Причина проста: тогда я еще не писал этой книги и даже не задумывался о ней.
Теперь же старое письмо приковало к себе мой взгляд и мою душу.
Оно тоже не было снабжено датой — ну, какой может быть год, какой месяц, какой день, когда речь идет о любви! — зато обозначено, что после пяти утра…
Вероятно, его следует датировать промежутком времени между 1 мая 1926 года, когда мой отец прибыл в Россию на пароходе «Иония», и 23 ноября того же года, когда мои отец и мать стали мужем и женой.
Он с нею еще на «вы»: «…Но Вы ушли», «…не думал Вас обидеть». В любовном письме он называет ее по имени-отчеству: «Лидия Андреевна…», но иногда прибегает и к уменьшительному: «Лидишок».
Он не чурается исповеди: есть строки о былом.

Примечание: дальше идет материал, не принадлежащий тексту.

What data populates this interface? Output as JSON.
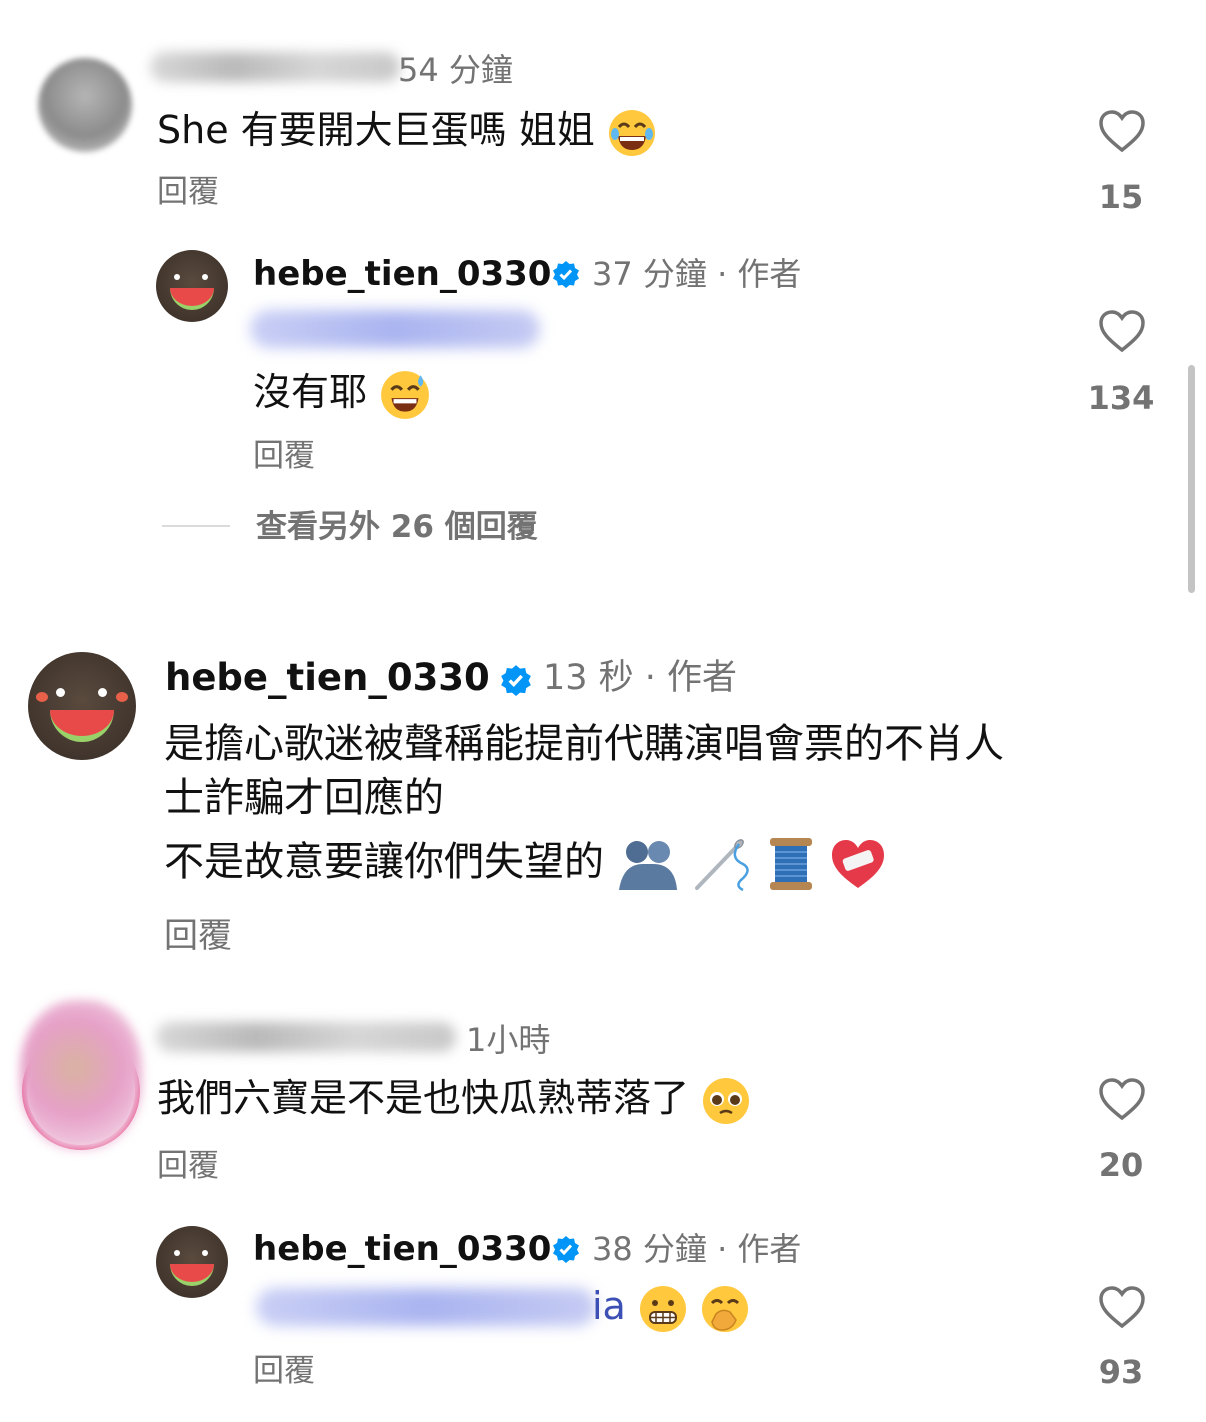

Впрочем, пусть заговорит само письмо, я привожу его без изъятий.
Мне трудно было говорить, но, думаю, еще труднее будет написать… Думал я по этому поводу очень много — да и было ведь времени достаточно: как всегда — не спал с 5 часов. Думал-ждал, что Вы заглянете и одним взглядом рассеете всё. Но Вы ушли — умышленно избегая меня.

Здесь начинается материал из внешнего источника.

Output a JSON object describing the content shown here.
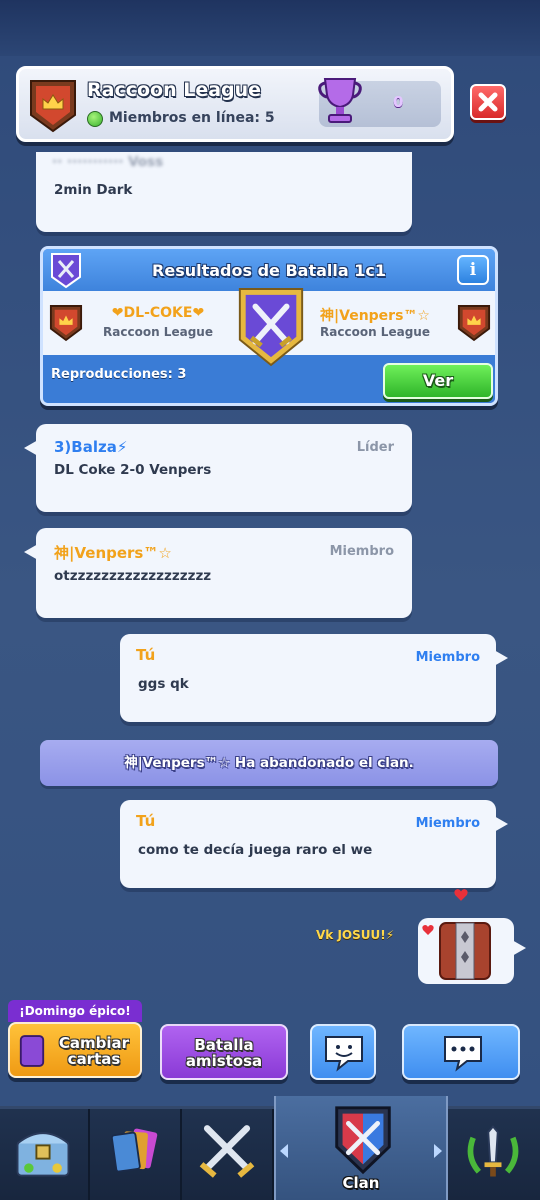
{
  "header": {
    "clan_name": "Raccoon League",
    "members_online": "Miembros en línea: 5",
    "trophies": "0"
  },
  "partial_message": {
    "author": "·· ··········· Voss",
    "text": "2min Dark"
  },
  "battle": {
    "title": "Resultados de Batalla 1c1",
    "info_label": "i",
    "player1": "❤DL-COKE❤",
    "player1_clan": "Raccoon League",
    "player2": "神|Venpers™☆",
    "player2_clan": "Raccoon League",
    "replays": "Reproducciones: 3",
    "view_label": "Ver"
  },
  "messages": [
    {
      "author": "3)Balza⚡",
      "role": "Líder",
      "text": "DL Coke 2-0 Venpers"
    },
    {
      "author": "神|Venpers™☆",
      "role": "Miembro",
      "text": "otzzzzzzzzzzzzzzzzzz"
    },
    {
      "author": "Tú",
      "role": "Miembro",
      "text": "ggs qk"
    },
    {
      "author": "Tú",
      "role": "Miembro",
      "text": "como te decía juega raro el we"
    }
  ],
  "system_message": "神|Venpers™☆ Ha abandonado el clan.",
  "emote": {
    "sender": "Vk JOSUU!⚡"
  },
  "actions": {
    "promo_tag": "¡Domingo épico!",
    "trade_cards": "Cambiar cartas",
    "friendly_battle": "Batalla amistosa"
  },
  "nav": {
    "active_label": "Clan"
  },
  "colors": {
    "author_orange": "#f2a21b",
    "author_blue": "#2f7ff0",
    "role_gray": "#8c96a8",
    "role_blue": "#2f7ff0",
    "green_button": "#3fc234",
    "purple_button": "#8a3ad6",
    "orange_button": "#f3a51b",
    "blue_button": "#3f94f0"
  }
}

Не люблю писать замысловатыми фразами — но должен сказать, что особенно сегодня — сердце обливается кровью, ибо вижу, что если не сумею убедить Вас в том, что и не думал Вас обидеть, — то не смогу в дальнейшем быть на Ваших глазах и чувствовать, что причиняю Вам неприятность.
Сейчас, как и тогда, при том злополучном разговоре — думаю прежде всего о Вашем спокойствии и благополучии. Вы это знаете, но думаю, что повторить можно — особенно осознав, как Вас люблю и, поверьте, что лишиться Вас для меня было бы сейчас большим ударом, чем лишиться даже Маки, которую я, знаете, очень люблю; чем сесть в тюрьму, — одним словом с болью и кровью вырвать собственное сердце.
Я Вам уже рассказывал, что после очень уж большого промежутка времени — это было еще в дни моей юности, я тогда любил и был обманут — это первое большое чувство, которое… и которое так глупо и безрассудно комкается.
Лидия Андреевна — природа отличила человека от низших животных, дав ему великую возможность любить, уважать и быть благодарным. Вы знаете, что во мне эти чувства по отношению к Вам так скрепились, так укоренились, я видел очень часто по отношению к себе столько хорошего, незабываемого, что в заключение быть перед Вами виновным, всегда чувствовать, что причинил Вам неприятность — было бы для меня таким горем, которое не только коверкает, но навсегда ломает человеческую жизнь.
Клянусь Вам, Лидишок, что по отношению к Вам чувствую только хорошее, и если даже сказанное мною может быть истолковано как дурное — поверьте, что от души-то моей идет к Вам только светлое, хорошее.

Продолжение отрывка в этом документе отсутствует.